O diferencial em “Hannibal”, o seriado, é que ninguém sabe ainda que, por trás da inteligência e refinamento de Lecter, reside um psicopata canibal. Mais que isso, porém, Garcia afirma que a série consegue atribuir um caráter mais complexo não só aos dois protagonistas, mas aos outros personagens com quem eles interagem, dando a eles nuances que não se têm a oportunidade de ver no cinema.
“Isso acaba tornando o próprio Hannibal mais rico porque, se ele é capaz de enganar tantas pessoas que convivem diariamente com psicopatas e serial killers, ele se torna um personagem muito mais interessante”, analisa o editor.
Criada por Bryan Fuller (“Pushing Daisies”), “Hannibal” transpõe não só o formato do longa de Jonathan Demme para a TV. A ambientação reflete o mesmo clima claustrofóbico e tenso, sem nenhuma fonte de luz ou leveza, com o consultório do protagonista escuro e sombrio, semelhante ao covil de Anthony Hopkins no filme original. “É como uma teia de aranha para a qual ele consegue atrair todo mundo sem que eles percebam”, avalia Garcia.

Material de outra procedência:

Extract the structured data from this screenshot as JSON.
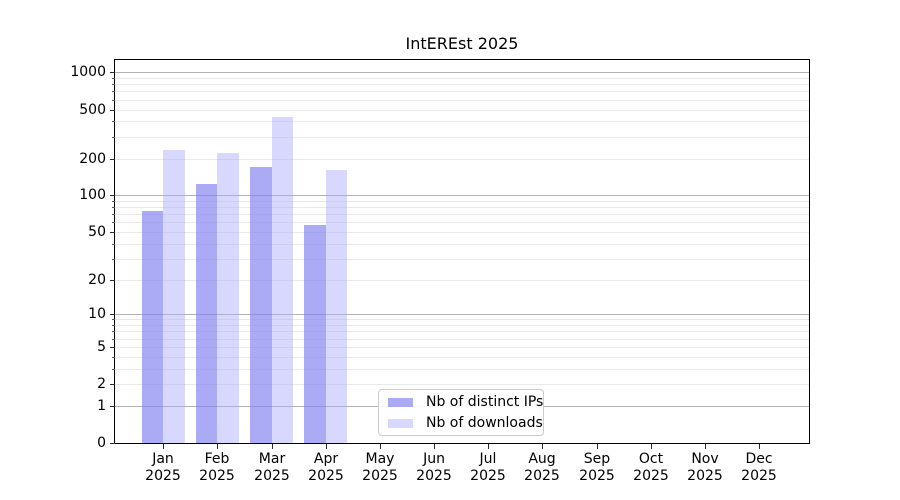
{
  "chart_data": {
    "type": "bar",
    "title": "IntEREst 2025",
    "categories": [
      "Jan",
      "Feb",
      "Mar",
      "Apr",
      "May",
      "Jun",
      "Jul",
      "Aug",
      "Sep",
      "Oct",
      "Nov",
      "Dec"
    ],
    "x_tick_second_line": "2025",
    "series": [
      {
        "name": "Nb of distinct IPs",
        "color": "rgba(130,130,240,0.68)",
        "color_hex_on_white": "#aaaaf5",
        "values": [
          75,
          125,
          170,
          57,
          0,
          0,
          0,
          0,
          0,
          0,
          0,
          0
        ]
      },
      {
        "name": "Nb of downloads",
        "color": "rgba(173,173,255,0.47)",
        "color_hex_on_white": "#d9d9ff",
        "values": [
          235,
          220,
          435,
          160,
          0,
          0,
          0,
          0,
          0,
          0,
          0,
          0
        ]
      }
    ],
    "yscale": "log1p",
    "ylim": [
      0,
      1260
    ],
    "ytick_labels": [
      "0",
      "1",
      "2",
      "5",
      "10",
      "20",
      "50",
      "100",
      "200",
      "500",
      "1000"
    ],
    "ytick_values": [
      0,
      1,
      2,
      5,
      10,
      20,
      50,
      100,
      200,
      500,
      1000
    ],
    "major_grid_values": [
      1,
      10,
      100,
      1000
    ],
    "minor_grid_values": [
      2,
      3,
      4,
      5,
      6,
      7,
      8,
      9,
      20,
      30,
      40,
      50,
      60,
      70,
      80,
      90,
      200,
      300,
      400,
      500,
      600,
      700,
      800,
      900
    ],
    "grid": true,
    "legend_position": "lower center",
    "colors": {
      "major_grid": "#b2b2b2",
      "minor_grid": "#e9e9e9",
      "spine": "#000000",
      "text": "#000000",
      "legend_border": "#cccccc"
    }
  }
}
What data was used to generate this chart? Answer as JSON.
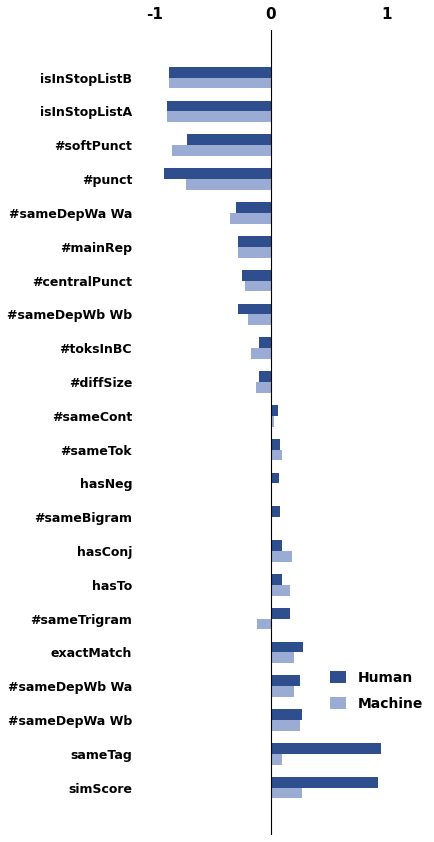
{
  "features": [
    "isInStopListB",
    "isInStopListA",
    "#softPunct",
    "#punct",
    "#sameDepWa Wa",
    "#mainRep",
    "#centralPunct",
    "#sameDepWb Wb",
    "#toksInBC",
    "#diffSize",
    "#sameCont",
    "#sameTok",
    "hasNeg",
    "#sameBigram",
    "hasConj",
    "hasTo",
    "#sameTrigram",
    "exactMatch",
    "#sameDepWb Wa",
    "#sameDepWa Wb",
    "sameTag",
    "simScore"
  ],
  "human": [
    -0.88,
    -0.9,
    -0.72,
    -0.92,
    -0.3,
    -0.28,
    -0.25,
    -0.28,
    -0.1,
    -0.1,
    0.06,
    0.08,
    0.07,
    0.08,
    0.1,
    0.1,
    0.17,
    0.28,
    0.25,
    0.27,
    0.95,
    0.93
  ],
  "machine": [
    -0.88,
    -0.9,
    -0.85,
    -0.73,
    -0.35,
    -0.28,
    -0.22,
    -0.2,
    -0.17,
    -0.13,
    0.03,
    0.1,
    0.0,
    0.0,
    0.18,
    0.17,
    -0.12,
    0.2,
    0.2,
    0.25,
    0.1,
    0.27
  ],
  "human_color": "#2e4e8e",
  "machine_color": "#9bacd4",
  "background_color": "#ffffff",
  "xlim": [
    -1.15,
    1.35
  ],
  "xticks": [
    -1,
    0,
    1
  ],
  "bar_height": 0.32,
  "legend_human": "Human",
  "legend_machine": "Machine"
}
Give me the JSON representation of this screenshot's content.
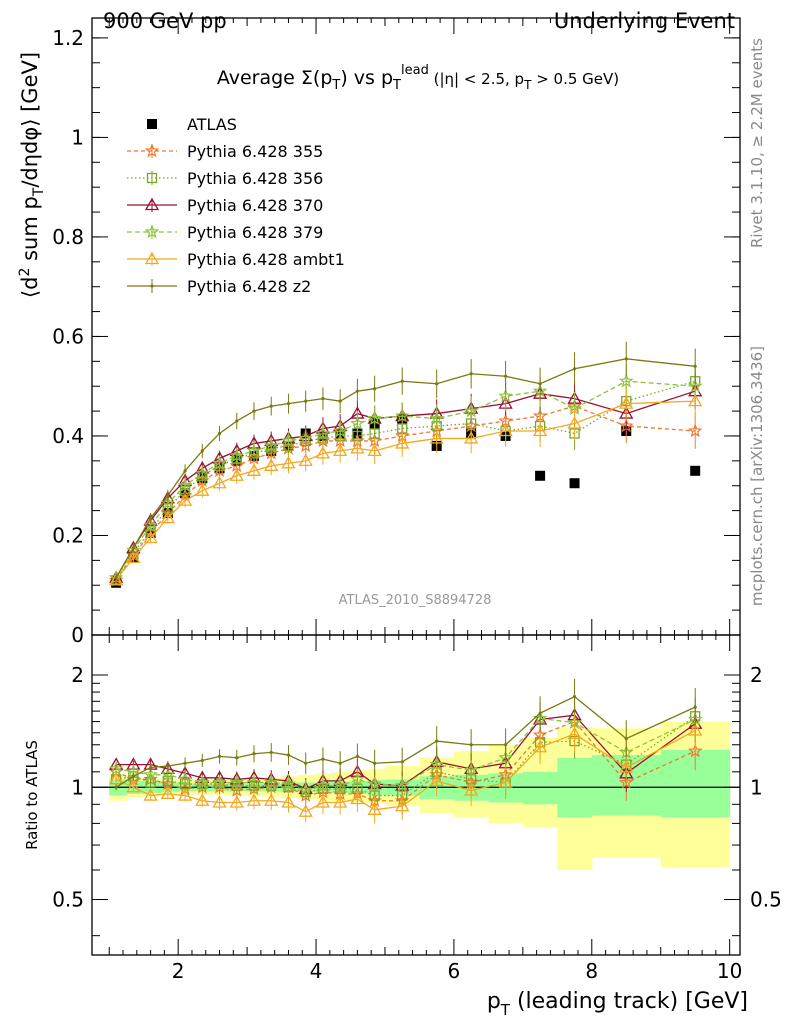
{
  "header": {
    "left": "900 GeV pp",
    "right": "Underlying Event"
  },
  "side_labels": {
    "top": "Rivet 3.1.10, ≥ 2.2M events",
    "bottom": "mcplots.cern.ch [arXiv:1306.3436]"
  },
  "watermark": "ATLAS_2010_S8894728",
  "chart_data": [
    {
      "type": "scatter",
      "panel": "main",
      "title": "Average Σ(p_T) vs p_T^lead (|η| < 2.5, p_T > 0.5 GeV)",
      "title_parts": {
        "a": "Average ",
        "b": "Σ(p",
        "b_sub": "T",
        "c": ") vs p",
        "c_sub": "T",
        "c_sup": "lead",
        "d": " (|η| < 2.5, p",
        "d_sub": "T",
        "e": " > 0.5 GeV)"
      },
      "ylabel": "⟨d² sum p_T/dηdφ⟩ [GeV]",
      "ylabel_parts": {
        "a": "⟨d",
        "a_sup": "2",
        "b": " sum p",
        "b_sub": "T",
        "c": "/dηdφ⟩ [GeV]"
      },
      "xlim": [
        0.75,
        10.15
      ],
      "ylim": [
        0,
        1.24
      ],
      "yticks": [
        "0",
        "0.2",
        "0.4",
        "0.6",
        "0.8",
        "1",
        "1.2"
      ],
      "x": [
        1.1,
        1.35,
        1.6,
        1.85,
        2.1,
        2.35,
        2.6,
        2.85,
        3.1,
        3.35,
        3.6,
        3.85,
        4.1,
        4.35,
        4.6,
        4.85,
        5.25,
        5.75,
        6.25,
        6.75,
        7.25,
        7.75,
        8.5,
        9.5
      ],
      "legend_position": "top-left",
      "series": [
        {
          "name": "ATLAS",
          "color": "#000000",
          "marker": "square",
          "dash": "none",
          "values": [
            0.105,
            0.155,
            0.205,
            0.245,
            0.285,
            0.315,
            0.335,
            0.35,
            0.36,
            0.37,
            0.38,
            0.405,
            0.4,
            0.405,
            0.405,
            0.425,
            0.435,
            0.38,
            0.405,
            0.4,
            0.32,
            0.305,
            0.41,
            0.33
          ]
        },
        {
          "name": "Pythia 6.428 355",
          "color": "#f07830",
          "marker": "star",
          "dash": "4,3",
          "values": [
            0.11,
            0.16,
            0.205,
            0.245,
            0.28,
            0.31,
            0.33,
            0.34,
            0.355,
            0.365,
            0.375,
            0.38,
            0.39,
            0.39,
            0.39,
            0.39,
            0.4,
            0.41,
            0.42,
            0.43,
            0.44,
            0.46,
            0.42,
            0.41
          ]
        },
        {
          "name": "Pythia 6.428 356",
          "color": "#7aa62a",
          "marker": "open-square",
          "dash": "1.5,2.5",
          "values": [
            0.11,
            0.165,
            0.21,
            0.255,
            0.29,
            0.32,
            0.34,
            0.355,
            0.365,
            0.375,
            0.38,
            0.39,
            0.395,
            0.4,
            0.4,
            0.405,
            0.415,
            0.42,
            0.425,
            0.41,
            0.42,
            0.405,
            0.47,
            0.51
          ]
        },
        {
          "name": "Pythia 6.428 370",
          "color": "#9a1030",
          "marker": "open-triangle",
          "dash": "none",
          "values": [
            0.115,
            0.175,
            0.23,
            0.275,
            0.31,
            0.335,
            0.355,
            0.37,
            0.385,
            0.39,
            0.395,
            0.4,
            0.415,
            0.42,
            0.445,
            0.435,
            0.44,
            0.445,
            0.455,
            0.465,
            0.485,
            0.475,
            0.445,
            0.49
          ]
        },
        {
          "name": "Pythia 6.428 379",
          "color": "#8cc43c",
          "marker": "star",
          "dash": "5,3",
          "values": [
            0.115,
            0.17,
            0.22,
            0.265,
            0.3,
            0.325,
            0.345,
            0.36,
            0.37,
            0.38,
            0.39,
            0.395,
            0.405,
            0.41,
            0.425,
            0.435,
            0.44,
            0.435,
            0.45,
            0.48,
            0.49,
            0.455,
            0.51,
            0.5
          ]
        },
        {
          "name": "Pythia 6.428 ambt1",
          "color": "#f4a820",
          "marker": "open-triangle",
          "dash": "none",
          "values": [
            0.11,
            0.155,
            0.195,
            0.235,
            0.27,
            0.29,
            0.305,
            0.32,
            0.33,
            0.34,
            0.345,
            0.35,
            0.365,
            0.37,
            0.375,
            0.37,
            0.385,
            0.395,
            0.395,
            0.41,
            0.41,
            0.425,
            0.465,
            0.47
          ]
        },
        {
          "name": "Pythia 6.428 z2",
          "color": "#7a7a10",
          "marker": "dot",
          "dash": "none",
          "values": [
            0.115,
            0.175,
            0.235,
            0.28,
            0.33,
            0.37,
            0.405,
            0.43,
            0.45,
            0.46,
            0.465,
            0.47,
            0.475,
            0.47,
            0.49,
            0.495,
            0.51,
            0.505,
            0.525,
            0.52,
            0.505,
            0.535,
            0.555,
            0.54
          ]
        }
      ]
    },
    {
      "type": "line",
      "panel": "ratio",
      "ylabel": "Ratio to ATLAS",
      "ylim": [
        0.355,
        2.56
      ],
      "log_y": true,
      "yticks": [
        "0.5",
        "1",
        "2"
      ],
      "xlim": [
        0.75,
        10.15
      ],
      "xticks": [
        "2",
        "4",
        "6",
        "8",
        "10"
      ],
      "xlabel": "p_T (leading track) [GeV]",
      "xlabel_parts": {
        "a": "p",
        "a_sub": "T",
        "b": " (leading track) [GeV]"
      },
      "reference_line": 1,
      "band_edges": [
        1.0,
        1.25,
        1.5,
        1.75,
        2.0,
        2.25,
        2.5,
        2.75,
        3.0,
        3.25,
        3.5,
        3.75,
        4.0,
        4.25,
        4.5,
        4.75,
        5.0,
        5.5,
        6.0,
        6.5,
        7.0,
        7.5,
        8.0,
        9.0,
        10.0
      ],
      "stat_band": {
        "name": "stat",
        "color": "#99ff99",
        "low": [
          0.95,
          0.96,
          0.965,
          0.97,
          0.975,
          0.975,
          0.975,
          0.975,
          0.975,
          0.975,
          0.97,
          0.97,
          0.965,
          0.965,
          0.96,
          0.955,
          0.95,
          0.93,
          0.92,
          0.91,
          0.9,
          0.83,
          0.84,
          0.83
        ],
        "high": [
          1.05,
          1.04,
          1.035,
          1.03,
          1.025,
          1.025,
          1.025,
          1.025,
          1.025,
          1.025,
          1.03,
          1.03,
          1.035,
          1.035,
          1.04,
          1.045,
          1.05,
          1.07,
          1.08,
          1.09,
          1.1,
          1.2,
          1.22,
          1.26
        ]
      },
      "syst_band": {
        "name": "syst",
        "color": "#ffff99",
        "low": [
          0.92,
          0.94,
          0.945,
          0.95,
          0.955,
          0.955,
          0.95,
          0.95,
          0.945,
          0.94,
          0.935,
          0.93,
          0.92,
          0.915,
          0.91,
          0.905,
          0.89,
          0.85,
          0.83,
          0.8,
          0.78,
          0.6,
          0.65,
          0.61
        ],
        "high": [
          1.08,
          1.06,
          1.055,
          1.05,
          1.05,
          1.05,
          1.05,
          1.055,
          1.06,
          1.065,
          1.07,
          1.08,
          1.09,
          1.1,
          1.11,
          1.12,
          1.14,
          1.2,
          1.25,
          1.3,
          1.36,
          1.45,
          1.44,
          1.5
        ]
      },
      "series": [
        {
          "name": "Pythia 6.428 355",
          "color": "#f07830",
          "marker": "star",
          "dash": "4,3",
          "values": [
            1.1,
            1.05,
            1.05,
            1.02,
            0.99,
            1.0,
            1.0,
            0.98,
            0.99,
            1.0,
            1.0,
            0.95,
            0.97,
            0.96,
            0.96,
            0.92,
            0.92,
            1.08,
            1.03,
            1.08,
            1.38,
            1.5,
            1.03,
            1.25
          ]
        },
        {
          "name": "Pythia 6.428 356",
          "color": "#7aa62a",
          "marker": "open-square",
          "dash": "1.5,2.5",
          "values": [
            1.05,
            1.07,
            1.03,
            1.04,
            1.02,
            1.02,
            1.02,
            1.01,
            1.01,
            1.01,
            1.0,
            0.97,
            0.99,
            0.99,
            0.99,
            0.95,
            0.95,
            1.1,
            1.05,
            1.03,
            1.32,
            1.33,
            1.15,
            1.55
          ]
        },
        {
          "name": "Pythia 6.428 370",
          "color": "#9a1030",
          "marker": "open-triangle",
          "dash": "none",
          "values": [
            1.15,
            1.15,
            1.15,
            1.12,
            1.09,
            1.06,
            1.06,
            1.05,
            1.06,
            1.05,
            1.04,
            0.99,
            1.04,
            1.04,
            1.1,
            1.02,
            1.01,
            1.17,
            1.12,
            1.16,
            1.52,
            1.56,
            1.09,
            1.48
          ]
        },
        {
          "name": "Pythia 6.428 379",
          "color": "#8cc43c",
          "marker": "star",
          "dash": "5,3",
          "values": [
            1.12,
            1.1,
            1.08,
            1.08,
            1.05,
            1.03,
            1.03,
            1.03,
            1.03,
            1.03,
            1.02,
            0.98,
            1.01,
            1.01,
            1.05,
            1.02,
            1.01,
            1.15,
            1.11,
            1.2,
            1.53,
            1.49,
            1.24,
            1.52
          ]
        },
        {
          "name": "Pythia 6.428 ambt1",
          "color": "#f4a820",
          "marker": "open-triangle",
          "dash": "none",
          "values": [
            1.05,
            1.0,
            0.95,
            0.96,
            0.95,
            0.92,
            0.91,
            0.91,
            0.92,
            0.92,
            0.91,
            0.86,
            0.91,
            0.91,
            0.93,
            0.87,
            0.89,
            1.04,
            0.98,
            1.03,
            1.28,
            1.39,
            1.13,
            1.42
          ]
        },
        {
          "name": "Pythia 6.428 z2",
          "color": "#7a7a10",
          "marker": "dot",
          "dash": "none",
          "values": [
            1.0,
            1.07,
            1.13,
            1.14,
            1.16,
            1.18,
            1.21,
            1.2,
            1.23,
            1.24,
            1.22,
            1.16,
            1.19,
            1.16,
            1.21,
            1.16,
            1.17,
            1.33,
            1.3,
            1.3,
            1.58,
            1.75,
            1.35,
            1.64
          ]
        }
      ]
    }
  ]
}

Mas se “Hannibal” trabalha com um personagem já estabelecido, a diferença de “Bates Motel” é que ela retrata um psicopata em formação. A série acompanha a juventude de Norman Bates (Freddie Highmore, de “A Fantástica Fábrica de Chocolates”), especialmente sua relação com a mãe, Norma (Vera Farmiga, de “Amor sem Escalas”), para revelar “as bases do que viria a ser a personalidade bem doentia do personagem que a gente conhece adulto”, como bem coloca o editor do Ligado em Série.
Highmore afirmou em várias entrevistas que estudou a antológica performance de Anthony Perkins como Bates para construir sua caracterização. E as similaridades nos trejeitos físicos e no olhar que revela a raiva reprimida são impressionantes.
Ainda assim, Garcia acredita que, ao contrário de “Hannibal”, “Bates Motel” pode explorar outros lados de seu protagonista. “O Norman ainda é só um garoto adolescente com vários conflitos e isso permite conhecer outras facetas do personagem”, considera.
O editor destaca também que, apesar de ter trazido a história para os dias atuais, “com os personagens usando iPhones”, “Bates Motel” manteve um universo retrô que reverencia os anos 1960 no design de produção, no carro e na casa da família, e mesmo no figurino deles. Mais que isso, “quando você vê as interações entre o Norman e a mãe dele, tem sempre a sensação de ver algo atemporal, de outra época”, ele afirma.
Para Garcia, apesar de se tratar da história de Bates, é a mãe que ao mesmo tempo carrega o espírito do longa de Alfred Hitchcock e faz da série um produto original.
A performance de Vera Farmiga capta o humor negro do mestre do suspense diante das mais diversas situações enfrentadas pela matriarca – a ideia originada do universo do cineasta de que o assassinato acaba se tornando uma parte das tarefas domésticas de seus personagens.
“Ao mesmo tempo, Normaa tem as explosões dela e o público nunca sabe se ela é só mesmo uma mãe superprotetora ou se está manipulando o filho”, ele avalia.
Segundo o editor, é essa mistura dos elementos icônicos dos filmes originais explorados em um novo universo que tornou as duas séries tão bem-sucedidas. “O primeiro te envolve e o segundo gera uma identificação, fazendo você torcer pelos dois e desejar que eles não se tornem os assassinos e façam as coisas horríveis que a gente sabe que eles vão fazer”, brinca.